Consumption of whole grains has been correlated with reduced systemic inflammation and coronary artery disease [[78, 79]], but to our knowledge there are no epidemiological studies directly addressing oat consumption in relation to cardiovascular disease. The ultimate proof of efficacy of a treatment is a reduction in endpoints such as morbidity and mortality, which requires execution of large clinical studies. While this is generally done in evaluations of new drug treatments, health benefits of dietary regimes have often been claimed on the basis of limited studies where biomarkers such as plasma total and LDL cholesterol rather than disease endpoints have been evaluated. There is therefore a need for direct evidence relating to the effect of these products on the disease itself [[25]]. Epidemiological studies evaluating effects of oat intake on cardiovascular disease are thus warranted to substantiate the health benefits inferred from the presently available experimental and human studies. An important question is if individual oat components are able to themselves reduce low-grade vascular inflammation, reactive oxygen species (ROS) production and endothelial dysfunction in excess of the effects possibly associated with lower plasma cholesterol, since cholesterol levels are correlated with the grade of inflammation [[45]]. In vitro assays where pure avenanthramides reduce VCAM-1 on endothelial cells indicate a direct effect of the polyphenols [[46]]. However, in vivo studies comparing the effects of different isolated oat components, or alternatively different fractions of oats, would be helpful to evaluate the physiological significance of such effects. This is of relevance, because presently nearly all focus is on the β-glucan contents, and a few products enriched in β-glucans have been introduced on the market. It would be important to know if the procedures used to increase the β-glucan contents preserve also other potentially valuable bioactive components. Also, by focusing on the reduction of plasma cholesterol by β-glucans we might overlook atheroprotective effects of other oat components. In experimental studies of processed oat products, it is important that the macronutrient composition of the product is clearly stated, ideally including also the contents of avenanthramides, tocols, and phenolic acids.

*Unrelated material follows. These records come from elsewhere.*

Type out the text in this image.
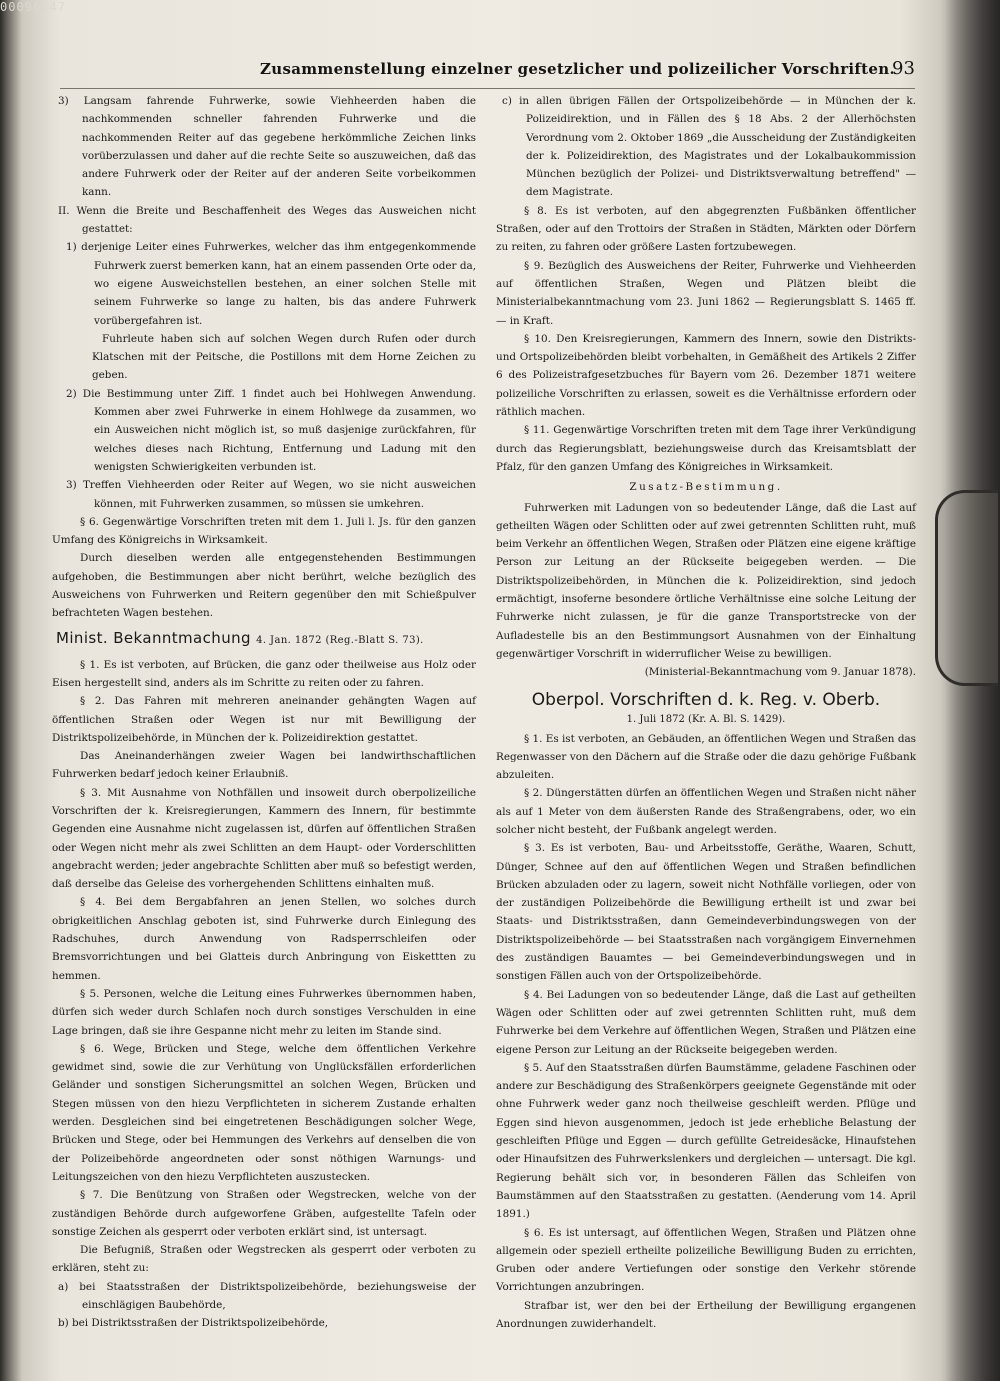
00096547
Zusammenstellung einzelner gesetzlicher und polizeilicher Vorschriften.
93

3) Langsam fahrende Fuhrwerke, sowie Viehheerden haben die nachkommenden schneller fahrenden Fuhrwerke und die nachkommenden Reiter auf das gegebene herkömmliche Zeichen links vorüberzulassen und daher auf die rechte Seite so auszuweichen, daß das andere Fuhrwerk oder der Reiter auf der anderen Seite vorbeikommen kann.

II. Wenn die Breite und Beschaffenheit des Weges das Ausweichen nicht gestattet:

1) derjenige Leiter eines Fuhrwerkes, welcher das ihm entgegenkommende Fuhrwerk zuerst bemerken kann, hat an einem passenden Orte oder da, wo eigene Ausweichstellen bestehen, an einer solchen Stelle mit seinem Fuhrwerke so lange zu halten, bis das andere Fuhrwerk vorübergefahren ist.

Fuhrleute haben sich auf solchen Wegen durch Rufen oder durch Klatschen mit der Peitsche, die Postillons mit dem Horne Zeichen zu geben.

2) Die Bestimmung unter Ziff. 1 findet auch bei Hohlwegen Anwendung. Kommen aber zwei Fuhrwerke in einem Hohlwege da zusammen, wo ein Ausweichen nicht möglich ist, so muß dasjenige zurückfahren, für welches dieses nach Richtung, Entfernung und Ladung mit den wenigsten Schwierigkeiten verbunden ist.

3) Treffen Viehheerden oder Reiter auf Wegen, wo sie nicht ausweichen können, mit Fuhrwerken zusammen, so müssen sie umkehren.

§ 6. Gegenwärtige Vorschriften treten mit dem 1. Juli l. Js. für den ganzen Umfang des Königreichs in Wirksamkeit.

Durch dieselben werden alle entgegenstehenden Bestimmungen aufgehoben, die Bestimmungen aber nicht berührt, welche bezüglich des Ausweichens von Fuhrwerken und Reitern gegenüber den mit Schießpulver befrachteten Wagen bestehen.

Minist. Bekanntmachung 4. Jan. 1872 (Reg.-Blatt S. 73).

§ 1. Es ist verboten, auf Brücken, die ganz oder theilweise aus Holz oder Eisen hergestellt sind, anders als im Schritte zu reiten oder zu fahren.

§ 2. Das Fahren mit mehreren aneinander gehängten Wagen auf öffentlichen Straßen oder Wegen ist nur mit Bewilligung der Distriktspolizeibehörde, in München der k. Polizeidirektion gestattet.

Das Aneinanderhängen zweier Wagen bei landwirthschaftlichen Fuhrwerken bedarf jedoch keiner Erlaubniß.

§ 3. Mit Ausnahme von Nothfällen und insoweit durch oberpolizeiliche Vorschriften der k. Kreisregierungen, Kammern des Innern, für bestimmte Gegenden eine Ausnahme nicht zugelassen ist, dürfen auf öffentlichen Straßen oder Wegen nicht mehr als zwei Schlitten an dem Haupt- oder Vorderschlitten angebracht werden; jeder angebrachte Schlitten aber muß so befestigt werden, daß derselbe das Geleise des vorhergehenden Schlittens einhalten muß.

§ 4. Bei dem Bergabfahren an jenen Stellen, wo solches durch obrigkeitlichen Anschlag geboten ist, sind Fuhrwerke durch Einlegung des Radschuhes, durch Anwendung von Radsperrschleifen oder Bremsvorrichtungen und bei Glatteis durch Anbringung von Eiskettten zu hemmen.

§ 5. Personen, welche die Leitung eines Fuhrwerkes übernommen haben, dürfen sich weder durch Schlafen noch durch sonstiges Verschulden in eine Lage bringen, daß sie ihre Gespanne nicht mehr zu leiten im Stande sind.

§ 6. Wege, Brücken und Stege, welche dem öffentlichen Verkehre gewidmet sind, sowie die zur Verhütung von Unglücksfällen erforderlichen Geländer und sonstigen Sicherungsmittel an solchen Wegen, Brücken und Stegen müssen von den hiezu Verpflichteten in sicherem Zustande erhalten werden. Desgleichen sind bei eingetretenen Beschädigungen solcher Wege, Brücken und Stege, oder bei Hemmungen des Verkehrs auf denselben die von der Polizeibehörde angeordneten oder sonst nöthigen Warnungs- und Leitungszeichen von den hiezu Verpflichteten auszustecken.

§ 7. Die Benützung von Straßen oder Wegstrecken, welche von der zuständigen Behörde durch aufgeworfene Gräben, aufgestellte Tafeln oder sonstige Zeichen als gesperrt oder verboten erklärt sind, ist untersagt.

Die Befugniß, Straßen oder Wegstrecken als gesperrt oder verboten zu erklären, steht zu:

a) bei Staatsstraßen der Distriktspolizeibehörde, beziehungsweise der einschlägigen Baubehörde,

b) bei Distriktsstraßen der Distriktspolizeibehörde,

c) in allen übrigen Fällen der Ortspolizeibehörde — in München der k. Polizeidirektion, und in Fällen des § 18 Abs. 2 der Allerhöchsten Verordnung vom 2. Oktober 1869 „die Ausscheidung der Zuständigkeiten der k. Polizeidirektion, des Magistrates und der Lokalbaukommission München bezüglich der Polizei- und Distriktsverwaltung betreffend" — dem Magistrate.

§ 8. Es ist verboten, auf den abgegrenzten Fußbänken öffentlicher Straßen, oder auf den Trottoirs der Straßen in Städten, Märkten oder Dörfern zu reiten, zu fahren oder größere Lasten fortzubewegen.

§ 9. Bezüglich des Ausweichens der Reiter, Fuhrwerke und Viehheerden auf öffentlichen Straßen, Wegen und Plätzen bleibt die Ministerialbekanntmachung vom 23. Juni 1862 — Regierungsblatt S. 1465 ff. — in Kraft.

§ 10. Den Kreisregierungen, Kammern des Innern, sowie den Distrikts- und Ortspolizeibehörden bleibt vorbehalten, in Gemäßheit des Artikels 2 Ziffer 6 des Polizeistrafgesetzbuches für Bayern vom 26. Dezember 1871 weitere polizeiliche Vorschriften zu erlassen, soweit es die Verhältnisse erfordern oder räthlich machen.

§ 11. Gegenwärtige Vorschriften treten mit dem Tage ihrer Verkündigung durch das Regierungsblatt, beziehungsweise durch das Kreisamtsblatt der Pfalz, für den ganzen Umfang des Königreiches in Wirksamkeit.

Zusatz-Bestimmung.

Fuhrwerken mit Ladungen von so bedeutender Länge, daß die Last auf getheilten Wägen oder Schlitten oder auf zwei getrennten Schlitten ruht, muß beim Verkehr an öffentlichen Wegen, Straßen oder Plätzen eine eigene kräftige Person zur Leitung an der Rückseite beigegeben werden. — Die Distriktspolizeibehörden, in München die k. Polizeidirektion, sind jedoch ermächtigt, insoferne besondere örtliche Verhältnisse eine solche Leitung der Fuhrwerke nicht zulassen, je für die ganze Transportstrecke von der Aufladestelle bis an den Bestimmungsort Ausnahmen von der Einhaltung gegenwärtiger Vorschrift in widerruflicher Weise zu bewilligen.

(Ministerial-Bekanntmachung vom 9. Januar 1878).

Oberpol. Vorschriften d. k. Reg. v. Oberb.
1. Juli 1872 (Kr. A. Bl. S. 1429).

§ 1. Es ist verboten, an Gebäuden, an öffentlichen Wegen und Straßen das Regenwasser von den Dächern auf die Straße oder die dazu gehörige Fußbank abzuleiten.

§ 2. Düngerstätten dürfen an öffentlichen Wegen und Straßen nicht näher als auf 1 Meter von dem äußersten Rande des Straßengrabens, oder, wo ein solcher nicht besteht, der Fußbank angelegt werden.

§ 3. Es ist verboten, Bau- und Arbeitsstoffe, Geräthe, Waaren, Schutt, Dünger, Schnee auf den auf öffentlichen Wegen und Straßen befindlichen Brücken abzuladen oder zu lagern, soweit nicht Nothfälle vorliegen, oder von der zuständigen Polizeibehörde die Bewilligung ertheilt ist und zwar bei Staats- und Distriktsstraßen, dann Gemeindeverbindungswegen von der Distriktspolizeibehörde — bei Staatsstraßen nach vorgängigem Einvernehmen des zuständigen Bauamtes — bei Gemeindeverbindungswegen und in sonstigen Fällen auch von der Ortspolizeibehörde.

§ 4. Bei Ladungen von so bedeutender Länge, daß die Last auf getheilten Wägen oder Schlitten oder auf zwei getrennten Schlitten ruht, muß dem Fuhrwerke bei dem Verkehre auf öffentlichen Wegen, Straßen und Plätzen eine eigene Person zur Leitung an der Rückseite beigegeben werden.

§ 5. Auf den Staatsstraßen dürfen Baumstämme, geladene Faschinen oder andere zur Beschädigung des Straßenkörpers geeignete Gegenstände mit oder ohne Fuhrwerk weder ganz noch theilweise geschleift werden. Pflüge und Eggen sind hievon ausgenommen, jedoch ist jede erhebliche Belastung der geschleiften Pflüge und Eggen — durch gefüllte Getreidesäcke, Hinaufstehen oder Hinaufsitzen des Fuhrwerkslenkers und dergleichen — untersagt. Die kgl. Regierung behält sich vor, in besonderen Fällen das Schleifen von Baumstämmen auf den Staatsstraßen zu gestatten. (Aenderung vom 14. April 1891.)

§ 6. Es ist untersagt, auf öffentlichen Wegen, Straßen und Plätzen ohne allgemein oder speziell ertheilte polizeiliche Bewilligung Buden zu errichten, Gruben oder andere Vertiefungen oder sonstige den Verkehr störende Vorrichtungen anzubringen.

Strafbar ist, wer den bei der Ertheilung der Bewilligung ergangenen Anordnungen zuwiderhandelt.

When effects of isolated bioactive components are evaluated in vitro they are usually administered in a rather high concentration, not always physiologically relevant to the ingestion of whole oat foods. With respect to anti-inflammatory, antioxidative, and endothelial effects of oat components it is worth questioning if high enough concentrations of the bioactive components are absorbed from the foods and present in the circulation. For example, the concentrations used for in vitro experiments with avenanthramides have been in the range of 20–50 μmol/L [[46, 62]], which are high compared with reported values of 0.1–0.4 μmol/L in the blood after bioavailability tests performed in hamsters and humans [[19, 20]]. However, since both in human and animal studies most atherogenic pathways have been found to be modulated by whole oats, there are reasons to believe that effects demonstrated with isolated compounds in vitro act in concert to exert beneficial health effects in vivo.

In the early 1970s, Trowell formulated a hypothesis that intake of whole-grain foods protects against coronary heart disease [[80]]. Subsequent work, including large epidemiological studies, has supported this hypothesis, while interestingly showing less consistent effects of cereal fiber alone [[81, 82]]. Of the different whole-grain sources, oats have a special interest because of their potent effects and the ease of consuming them as whole grains. However, no epidemiological or prospective interventional studies have yet specifically addressed the potential of oats to protect against cardiovascular disease. The action of various oat components on the atherogenic pathways reviewed here suggest that several different oat components besides β-glucans may confer an atheroprotective effect of possible significance for cardiovascular health.


Original work by the authors is supported by the Functional Food Science Centre of Lund University, the cross-disciplinary food research programme TvärLivs, and the Swedish Science Council.

The authors have declared no conflict of interest.